Fu nuovamente fermato nell'aprile dello stesso anno. Affermò "che era stato Tokoloshe ad aiutarlo a fuggire". Poco dopo la cattura fuggì per la seconda volta. La superstiziosa popolazione Zulu rimase sgomentata dalle sue fughe.

Fu fermato per l'ultima volta un mese dopo (attorno al maggio 1955); nel frattempo aveva compiuto piccoli furti. Msomi era in possesso anche di alcuni oggetti che appartenevano alle vittime; inoltre aveva ancora con sé il coltello usato per i nuovi omicidi, sporco di sangue. Incastrato definitivamente, aiutò la polizia a trovare alcuni resti delle vittime, tra cui una testa decapitata mancante.

Al processo l'Axe Killer continuò a sostenere che era stato il demone Tokoloshe a fargli compiere gli omicidi. Due psicologi che lo esaminarono dissero che Msomi aveva un quoziente intellettivo superiore alla media e che uccideva perché provava eccitazione sessuale dall'infliggere dolore agli altri: soffriva quindi di una grossa forma di sadismo; non si è a conoscenza se la storia del “demone elfico” sia una sua invenzione o no.

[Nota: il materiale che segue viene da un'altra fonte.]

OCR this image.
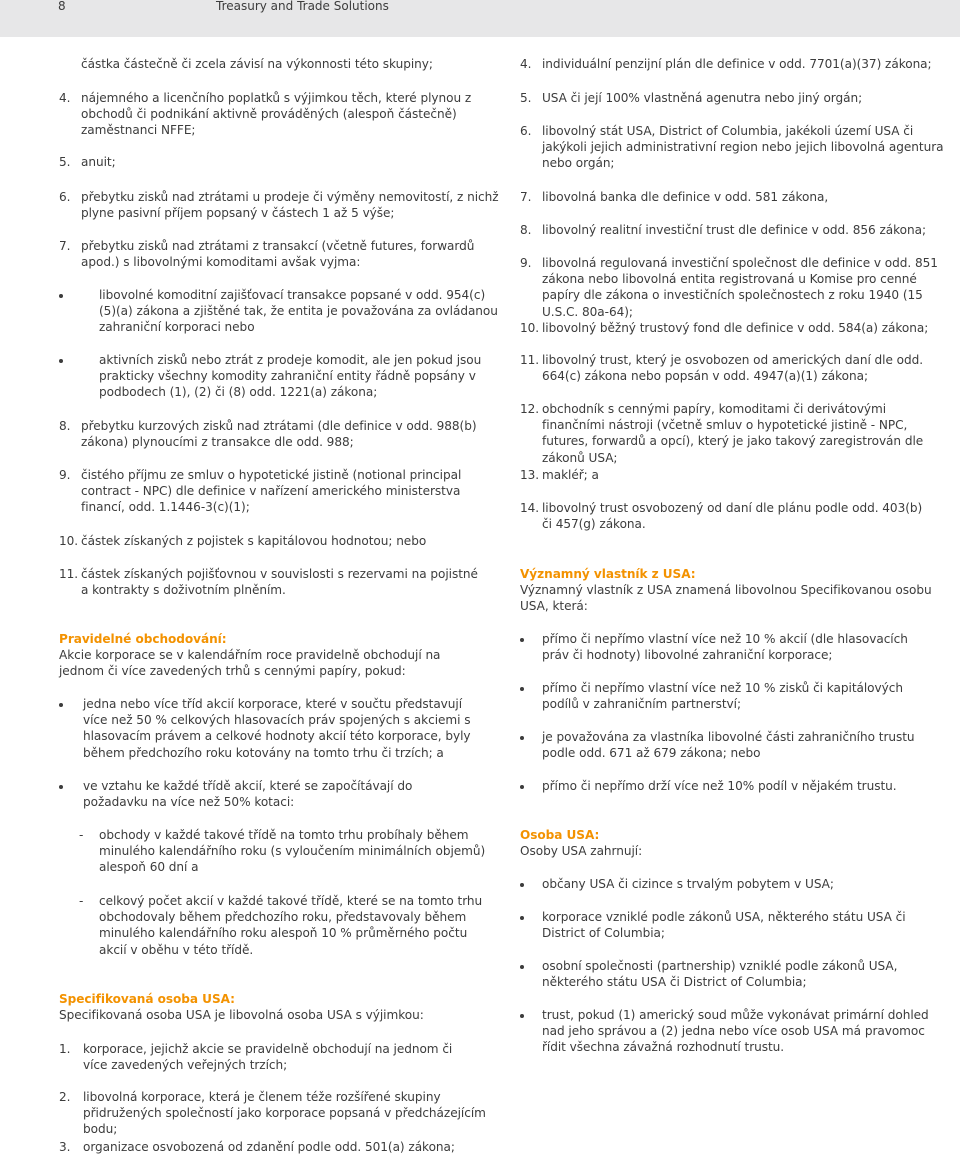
8	Treasury and Trade Solutions
částka částečně či zcela závisí na výkonnosti této skupiny;
4. nájemného a licenčního poplatků s výjimkou těch, které plynou z obchodů či podnikání aktivně prováděných (alespoň částečně) zaměstnanci NFFE;
5. anuit;
6. přebytku zisků nad ztrátami u prodeje či výměny nemovitostí, z nichž plyne pasivní příjem popsaný v částech 1 až 5 výše;
7. přebytku zisků nad ztrátami z transakcí (včetně futures, forwardů apod.) s libovolnými komoditami avšak vyjma:
libovolné komoditní zajišťovací transakce popsané v odd. 954(c) (5)(a) zákona a zjištěné tak, že entita je považována za ovládanou zahraniční korporaci nebo
aktivních zisků nebo ztrát z prodeje komodit, ale jen pokud jsou prakticky všechny komodity zahraniční entity řádně popsány v podbodech (1), (2) či (8) odd. 1221(a) zákona;
8. přebytku kurzových zisků nad ztrátami (dle definice v odd. 988(b) zákona) plynoucími z transakce dle odd. 988;
9. čistého příjmu ze smluv o hypotetické jistině (notional principal contract - NPC) dle definice v nařízení amerického ministerstva financí, odd. 1.1446-3(c)(1);
10. částek získaných z pojistek s kapitálovou hodnotou; nebo
11. částek získaných pojišťovnou v souvislosti s rezervami na pojistné a kontrakty s doživotním plněním.
Pravidelné obchodování:
Akcie korporace se v kalendářním roce pravidelně obchodují na jednom či více zavedených trhů s cennými papíry, pokud:
jedna nebo více tříd akcií korporace, které v součtu představují více než 50 % celkových hlasovacích práv spojených s akciemi s hlasovacím právem a celkové hodnoty akcií této korporace, byly během předchozího roku kotovány na tomto trhu či trzích; a
ve vztahu ke každé třídě akcií, které se započítávají do požadavku na více než 50% kotaci:
- obchody v každé takové třídě na tomto trhu probíhaly během minulého kalendářního roku (s vyloučením minimálních objemů) alespoň 60 dní a
- celkový počet akcií v každé takové třídě, které se na tomto trhu obchodovaly během předchozího roku, představovaly během minulého kalendářního roku alespoň 10 % průměrného počtu akcií v oběhu v této třídě.
Specifikovaná osoba USA:
Specifikovaná osoba USA je libovolná osoba USA s výjimkou:
1. korporace, jejichž akcie se pravidelně obchodují na jednom či více zavedených veřejných trzích;
2. libovolná korporace, která je členem téže rozšířené skupiny přidružených společností jako korporace popsaná v předcházejícím bodu;
3. organizace osvobozená od zdanění podle odd. 501(a) zákona;
4. individuální penzijní plán dle definice v odd. 7701(a)(37) zákona;
5. USA či její 100% vlastněná agenutra nebo jiný orgán;
6. libovolný stát USA, District of Columbia, jakékoli území USA či jakýkoli jejich administrativní region nebo jejich libovolná agentura nebo orgán;
7. libovolná banka dle definice v odd. 581 zákona,
8. libovolný realitní investiční trust dle definice v odd. 856 zákona;
9. libovolná regulovaná investiční společnost dle definice v odd. 851 zákona nebo libovolná entita registrovaná u Komise pro cenné papíry dle zákona o investičních společnostech z roku 1940 (15 U.S.C. 80a-64);
10. libovolný běžný trustový fond dle definice v odd. 584(a) zákona;
11. libovolný trust, který je osvobozen od amerických daní dle odd. 664(c) zákona nebo popsán v odd. 4947(a)(1) zákona;
12. obchodník s cennými papíry, komoditami či derivátovými finančními nástroji (včetně smluv o hypotetické jistině - NPC, futures, forwardů a opcí), který je jako takový zaregistrován dle zákonů USA;
13. makléř; a
14. libovolný trust osvobozený od daní dle plánu podle odd. 403(b) či 457(g) zákona.
Významný vlastník z USA:
Významný vlastník z USA znamená libovolnou Specifikovanou osobu USA, která:
přímo či nepřímo vlastní více než 10 % akcií (dle hlasovacích práv či hodnoty) libovolné zahraniční korporace;
přímo či nepřímo vlastní více než 10 % zisků či kapitálových podílů v zahraničním partnerství;
je považována za vlastníka libovolné části zahraničního trustu podle odd. 671 až 679 zákona; nebo
přímo či nepřímo drží více než 10% podíl v nějakém trustu.
Osoba USA:
Osoby USA zahrnují:
občany USA či cizince s trvalým pobytem v USA;
korporace vzniklé podle zákonů USA, některého státu USA či District of Columbia;
osobní společnosti (partnership) vzniklé podle zákonů USA, některého státu USA či District of Columbia;
trust, pokud (1) americký soud může vykonávat primární dohled nad jeho správou a (2) jedna nebo více osob USA má pravomoc řídit všechna závažná rozhodnutí trustu.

Elifasi nel settembre 1955 fu trovato colpevole di 15 omicidi e condannato a morte. Venne quindi impiccato il 10 febbraio 1956 nella prigione di Pretoria. Su richiesta, il giudice autorizzò una delegazione locale di capi Zulu e alcuni anziani a presiedere l'esecuzione, al fine di confermare “se Tokoloshe avesse risparmiato la morte a Msomi”. Evidentemente non successe così; uno dei capi Zulu, Chief Iwandla Manzo, disse di “essere soddisfatto” e che “Tokoloshe non l'aveva salvato”. Ma un altro dei capi ha ribadito che Tokoloshe “potrebbe tornare in vita dopo la morte, esattamente come potrebbe accadere a Msomi, forse sotto forma di Tokoloshe”.

I cittadini ansiosi vennero infine informati della morte del killer. 12 ore dopo la capanna di Msomi prese fuoco, segno che gli Zulu interpretarono come di buon auspicio.